French photographer Estelle Hanania sets the tone for her publishing house Myriorama's program, inaugurated with the singular work discovered in the shopping cart of Mrs. N., an artist on the margins who, at 78, sells her drawings on the sidewalks of Paris's southern suburbs on market days.
"When we visit Hélène, the radio is often on. She tells us about the images that live inside her, and the life that's passed. She speaks of the world she lives in. Hélène has many friends, but many are gone. She tells us about the cafés in the Paris suburbs where she used to go at night to sell her drawings, and the classes she used to audit at the École des Beaux-Arts. She tells us about her husband, who could sit watching films until dawn; about strawberry jam, risen pizza dough, oregano, the big white beans her mother served, spicy salt cod, polenta with civet, and what it was like to grow up in a town that changed its name more than once. She tells us about the boats on the shores of Algeria and the people weeping in them, the sound of grenades at night, the girls with banana chignons and flat shoes she'd see smoking in their aunt's garden—right below her balcony."
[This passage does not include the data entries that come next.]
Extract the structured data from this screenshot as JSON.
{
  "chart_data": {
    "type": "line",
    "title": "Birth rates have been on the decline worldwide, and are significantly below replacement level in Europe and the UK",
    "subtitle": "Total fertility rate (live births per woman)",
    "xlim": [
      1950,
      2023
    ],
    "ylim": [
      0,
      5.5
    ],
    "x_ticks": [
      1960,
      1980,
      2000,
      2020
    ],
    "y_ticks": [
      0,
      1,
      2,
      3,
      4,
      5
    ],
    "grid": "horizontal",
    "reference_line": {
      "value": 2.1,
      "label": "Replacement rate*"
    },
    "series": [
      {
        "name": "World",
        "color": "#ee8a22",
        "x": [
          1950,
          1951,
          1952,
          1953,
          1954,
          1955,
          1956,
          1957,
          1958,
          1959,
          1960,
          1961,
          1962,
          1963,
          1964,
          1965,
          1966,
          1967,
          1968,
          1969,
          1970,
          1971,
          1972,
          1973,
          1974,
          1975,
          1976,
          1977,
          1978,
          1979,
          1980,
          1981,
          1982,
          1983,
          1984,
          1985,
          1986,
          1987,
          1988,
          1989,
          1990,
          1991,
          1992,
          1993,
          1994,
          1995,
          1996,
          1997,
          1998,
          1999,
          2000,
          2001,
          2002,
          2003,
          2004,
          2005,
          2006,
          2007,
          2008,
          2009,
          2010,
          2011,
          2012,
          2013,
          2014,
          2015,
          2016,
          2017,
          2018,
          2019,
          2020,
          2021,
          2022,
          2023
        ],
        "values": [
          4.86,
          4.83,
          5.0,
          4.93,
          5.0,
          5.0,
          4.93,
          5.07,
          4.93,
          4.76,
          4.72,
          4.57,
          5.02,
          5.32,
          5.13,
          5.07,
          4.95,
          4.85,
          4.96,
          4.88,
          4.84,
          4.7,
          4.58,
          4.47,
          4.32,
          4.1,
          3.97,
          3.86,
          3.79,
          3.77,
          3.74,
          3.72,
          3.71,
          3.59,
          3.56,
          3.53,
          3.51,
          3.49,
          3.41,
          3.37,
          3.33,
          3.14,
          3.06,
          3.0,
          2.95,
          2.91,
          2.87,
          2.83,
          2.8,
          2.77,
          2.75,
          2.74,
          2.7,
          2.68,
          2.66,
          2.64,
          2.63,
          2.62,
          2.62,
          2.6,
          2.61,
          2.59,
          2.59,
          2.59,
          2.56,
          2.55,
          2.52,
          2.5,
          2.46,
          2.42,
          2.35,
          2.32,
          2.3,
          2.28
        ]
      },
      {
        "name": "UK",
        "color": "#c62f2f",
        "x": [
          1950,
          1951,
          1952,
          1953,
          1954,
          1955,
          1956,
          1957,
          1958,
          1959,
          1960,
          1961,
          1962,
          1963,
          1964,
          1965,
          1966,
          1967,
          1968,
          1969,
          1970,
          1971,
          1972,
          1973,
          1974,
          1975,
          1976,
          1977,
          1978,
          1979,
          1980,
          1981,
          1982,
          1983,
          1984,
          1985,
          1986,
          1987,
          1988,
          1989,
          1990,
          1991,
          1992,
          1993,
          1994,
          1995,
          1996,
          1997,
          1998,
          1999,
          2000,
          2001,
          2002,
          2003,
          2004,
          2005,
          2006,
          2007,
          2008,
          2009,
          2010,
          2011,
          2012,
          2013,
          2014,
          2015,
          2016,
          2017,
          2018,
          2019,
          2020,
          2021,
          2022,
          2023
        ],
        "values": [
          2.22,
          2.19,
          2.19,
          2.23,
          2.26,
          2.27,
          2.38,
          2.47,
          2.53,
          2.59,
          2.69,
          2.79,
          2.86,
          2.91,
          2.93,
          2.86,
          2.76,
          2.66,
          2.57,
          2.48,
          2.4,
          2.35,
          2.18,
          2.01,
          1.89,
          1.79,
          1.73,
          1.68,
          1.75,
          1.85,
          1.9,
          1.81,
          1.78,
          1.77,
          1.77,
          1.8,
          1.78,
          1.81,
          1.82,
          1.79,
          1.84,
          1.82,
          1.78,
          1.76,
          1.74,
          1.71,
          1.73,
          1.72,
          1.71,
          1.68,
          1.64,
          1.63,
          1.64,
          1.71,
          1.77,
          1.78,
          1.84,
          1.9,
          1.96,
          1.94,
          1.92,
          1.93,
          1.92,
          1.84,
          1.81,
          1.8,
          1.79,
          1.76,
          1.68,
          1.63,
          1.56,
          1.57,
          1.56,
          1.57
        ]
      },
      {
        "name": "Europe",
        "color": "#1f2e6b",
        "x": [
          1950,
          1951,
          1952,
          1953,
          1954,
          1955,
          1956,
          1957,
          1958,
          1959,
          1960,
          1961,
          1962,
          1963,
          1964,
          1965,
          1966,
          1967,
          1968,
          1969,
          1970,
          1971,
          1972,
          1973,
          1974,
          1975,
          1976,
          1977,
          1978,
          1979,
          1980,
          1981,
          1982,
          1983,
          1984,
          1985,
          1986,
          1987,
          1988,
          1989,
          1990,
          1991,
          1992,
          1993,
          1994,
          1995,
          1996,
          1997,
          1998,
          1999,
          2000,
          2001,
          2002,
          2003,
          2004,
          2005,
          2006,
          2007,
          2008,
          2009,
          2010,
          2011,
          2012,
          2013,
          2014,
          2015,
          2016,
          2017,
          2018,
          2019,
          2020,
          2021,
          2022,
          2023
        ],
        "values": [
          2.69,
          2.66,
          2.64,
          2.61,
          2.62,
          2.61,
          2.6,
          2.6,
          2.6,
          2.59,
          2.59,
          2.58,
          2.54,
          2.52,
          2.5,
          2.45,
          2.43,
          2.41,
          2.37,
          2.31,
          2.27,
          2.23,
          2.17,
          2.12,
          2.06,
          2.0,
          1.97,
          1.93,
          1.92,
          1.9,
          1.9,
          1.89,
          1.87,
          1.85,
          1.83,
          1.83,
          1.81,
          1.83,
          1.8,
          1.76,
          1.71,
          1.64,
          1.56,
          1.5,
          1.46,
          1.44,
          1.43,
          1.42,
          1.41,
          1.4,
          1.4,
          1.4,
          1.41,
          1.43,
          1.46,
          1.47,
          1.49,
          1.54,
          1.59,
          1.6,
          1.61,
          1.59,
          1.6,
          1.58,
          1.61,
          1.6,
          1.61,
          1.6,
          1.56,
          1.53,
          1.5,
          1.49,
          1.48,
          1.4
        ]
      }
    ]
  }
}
Extract from "The Green Gaze" by Laure Fernandez
Hélène N. was born in 1947 in Skikda (formerly Philippeville), Algeria, to Sicilian and French parents. She moved to France at the age of fifteen, when her family settled in Palaiseau, a suburb southwest of Paris. Her early years were shaped by personal hardship, but also by a resilient life force and a passionate drive toward the arts. Despite limited means, she roamed museums and cinemas, and immersed herself in the world of music. In her late sixties, she began drawing women's faces—eventually creating an extraordinary number of portraits.What remains of this body of work—produced over the course of a decade—is a collection of around one hundred pieces, ranging from 24 × 32 cm sheets to small, irregularly cut fragments. Many were lost, discarded, or sold at markets and in cafés.